Science & Technology

NSF Grant Supports Work on Creating Artificial Proteins

Scientists dream of the day when they can create designer proteins capable of inhibiting harmful interactions, modifying substrates or guiding cellular machines to where they are needed within the body. Though that dream may be far down the road, Yale chemist Alanna Schepartz took an important first step forward two years ago, when she and her team created the first synthetic protein in the lab.
2 min read

Scientists dream of the day when they can create designer proteins capable of inhibiting harmful interactions, modifying substrates or guiding cellular machines to where they are needed within the body. Though that dream may be far down the road, Yale chemist Alanna Schepartz took an important first step forward two years ago, when she and her team created the first synthetic protein in the lab.

Now the National Science Foundation has awarded Schepartz a grant, worth more than $500,000 over the next three years, to continue the work that led to that breakthrough one which Chemical & Engineering News called one of the year’s “most important research advances” in the field of chemistry.

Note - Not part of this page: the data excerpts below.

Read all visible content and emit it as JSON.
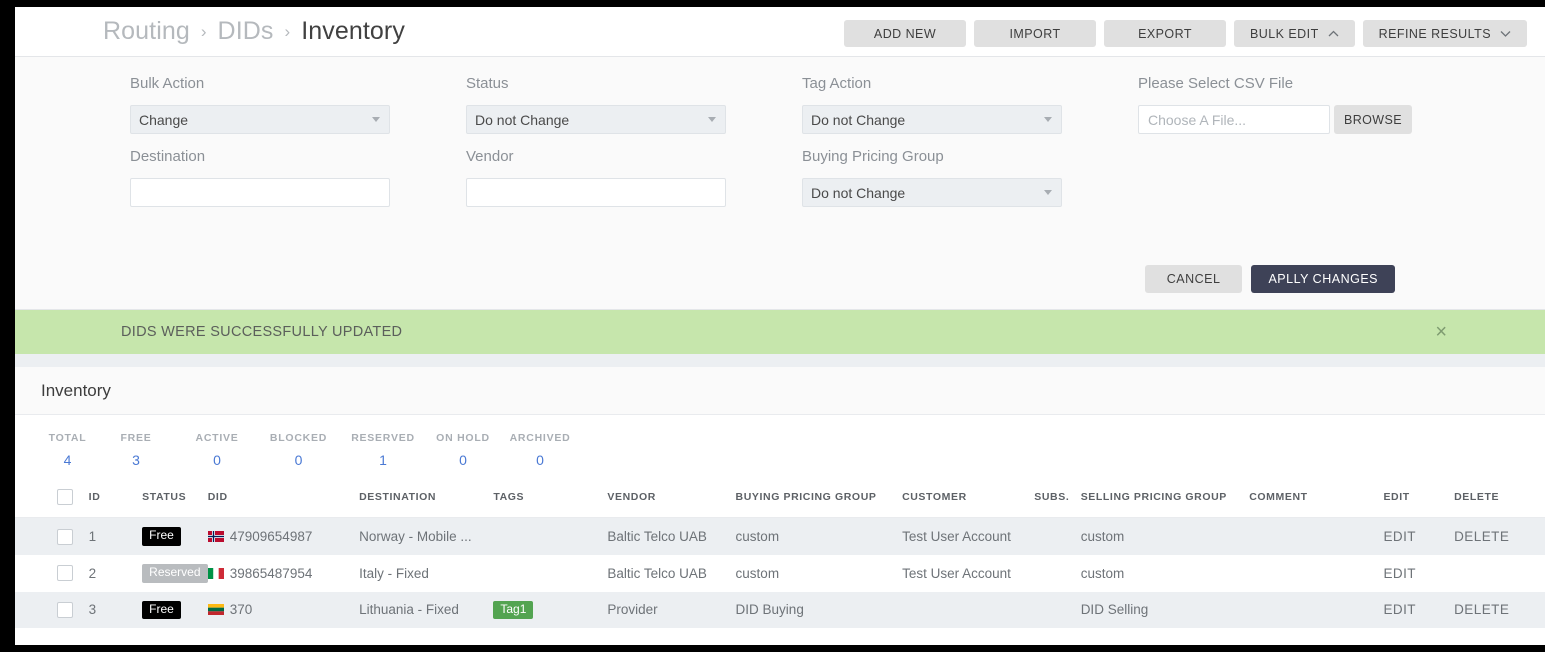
{
  "breadcrumb": {
    "items": [
      {
        "label": "Routing",
        "current": false
      },
      {
        "label": "DIDs",
        "current": false
      },
      {
        "label": "Inventory",
        "current": true
      }
    ],
    "separator": "›"
  },
  "toolbar": {
    "add_new": "ADD NEW",
    "import": "IMPORT",
    "export": "EXPORT",
    "bulk_edit": "BULK EDIT",
    "refine_results": "REFINE RESULTS"
  },
  "bulk_panel": {
    "bulk_action": {
      "label": "Bulk Action",
      "value": "Change"
    },
    "status": {
      "label": "Status",
      "value": "Do not Change"
    },
    "tag_action": {
      "label": "Tag Action",
      "value": "Do not Change"
    },
    "csv": {
      "label": "Please Select CSV File",
      "value": "",
      "placeholder": "Choose A File...",
      "browse": "BROWSE"
    },
    "destination": {
      "label": "Destination",
      "value": ""
    },
    "vendor": {
      "label": "Vendor",
      "value": ""
    },
    "buying_pricing_group": {
      "label": "Buying Pricing Group",
      "value": "Do not Change"
    },
    "cancel": "CANCEL",
    "apply": "APLLY CHANGES"
  },
  "alert": {
    "message": "DIDS WERE SUCCESSFULLY UPDATED",
    "close": "×",
    "bg_color": "#c6e6ac"
  },
  "inventory": {
    "title": "Inventory",
    "stats": [
      {
        "label": "TOTAL",
        "value": "4"
      },
      {
        "label": "FREE",
        "value": "3"
      },
      {
        "label": "ACTIVE",
        "value": "0"
      },
      {
        "label": "BLOCKED",
        "value": "0"
      },
      {
        "label": "RESERVED",
        "value": "1"
      },
      {
        "label": "ON HOLD",
        "value": "0"
      },
      {
        "label": "ARCHIVED",
        "value": "0"
      }
    ],
    "columns": [
      "",
      "ID",
      "STATUS",
      "DID",
      "DESTINATION",
      "TAGS",
      "VENDOR",
      "BUYING PRICING GROUP",
      "CUSTOMER",
      "SUBS.",
      "SELLING PRICING GROUP",
      "COMMENT",
      "EDIT",
      "DELETE"
    ],
    "rows": [
      {
        "id": "1",
        "status": "Free",
        "status_kind": "free",
        "flag": "norway-flag",
        "did": "47909654987",
        "destination": "Norway - Mobile ...",
        "tags": "",
        "vendor": "Baltic Telco UAB",
        "buying_pricing_group": "custom",
        "customer": "Test User Account",
        "subs": "",
        "selling_pricing_group": "custom",
        "comment": "",
        "edit": "EDIT",
        "delete": "DELETE"
      },
      {
        "id": "2",
        "status": "Reserved",
        "status_kind": "reserved",
        "flag": "italy-flag",
        "did": "39865487954",
        "destination": "Italy - Fixed",
        "tags": "",
        "vendor": "Baltic Telco UAB",
        "buying_pricing_group": "custom",
        "customer": "Test User Account",
        "subs": "",
        "selling_pricing_group": "custom",
        "comment": "",
        "edit": "EDIT",
        "delete": ""
      },
      {
        "id": "3",
        "status": "Free",
        "status_kind": "free",
        "flag": "lithuania-flag",
        "did": "370",
        "destination": "Lithuania - Fixed",
        "tags": "Tag1",
        "vendor": "Provider",
        "buying_pricing_group": "DID Buying",
        "customer": "",
        "subs": "",
        "selling_pricing_group": "DID Selling",
        "comment": "",
        "edit": "EDIT",
        "delete": "DELETE"
      }
    ]
  },
  "colors": {
    "accent": "#4a79d4",
    "apply_button": "#3e4257",
    "tag": "#53a451",
    "badge_free": "#000000",
    "badge_reserved": "#b9bcbf"
  }
}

“Creating artificial proteins is somewhat of a holy grail,” says Schepartz, the Milton Harris ‘29 Ph.D. Professor of Chemistry and professor of molecular, cellular and developmental biology. “A fair number of people thought it would be impossible to synthesize a molecule that could come close to behaving like a natural protein that has benefited from billions of years of evolution.”

Working with former graduate students and postdocs Jade Qiu and James Petersson, both now at the University of Pennsylvania, and Douglas Daniels, now at Novartis, Schepartz created a short ß-peptide that assembles into an “octameric bundle” shape that exhibits all the traits of natural bundle proteins, but with some additional potential benefits.

“Unlike natural peptides and proteins, ß-peptides are not broken down by enzymes, not altered significantly by metabolism and seem not to jump-start the immune system the way a foreign natural protein can,” Schepartz says. That means scientists may one day be able to design drugs with all the functions of natural proteins, but which won’t be broken down by the body.

The new funding will allow Schepartz and members of the bundle team Cody Craig, Jessica Goodman, Matthew Molski and Jonathan Miller to take several important steps forward, by defining the rules of sequence and structure that control whether a ß-peptide assembles into a bundle and what shape it assumes when it does. It will also allow them to develop high-throughput fluorescence screens to identify stable bundles from mixtures of hundreds of ß-peptides, as well as explore ß-peptide bundles as potential catalysts for synthetic transformations.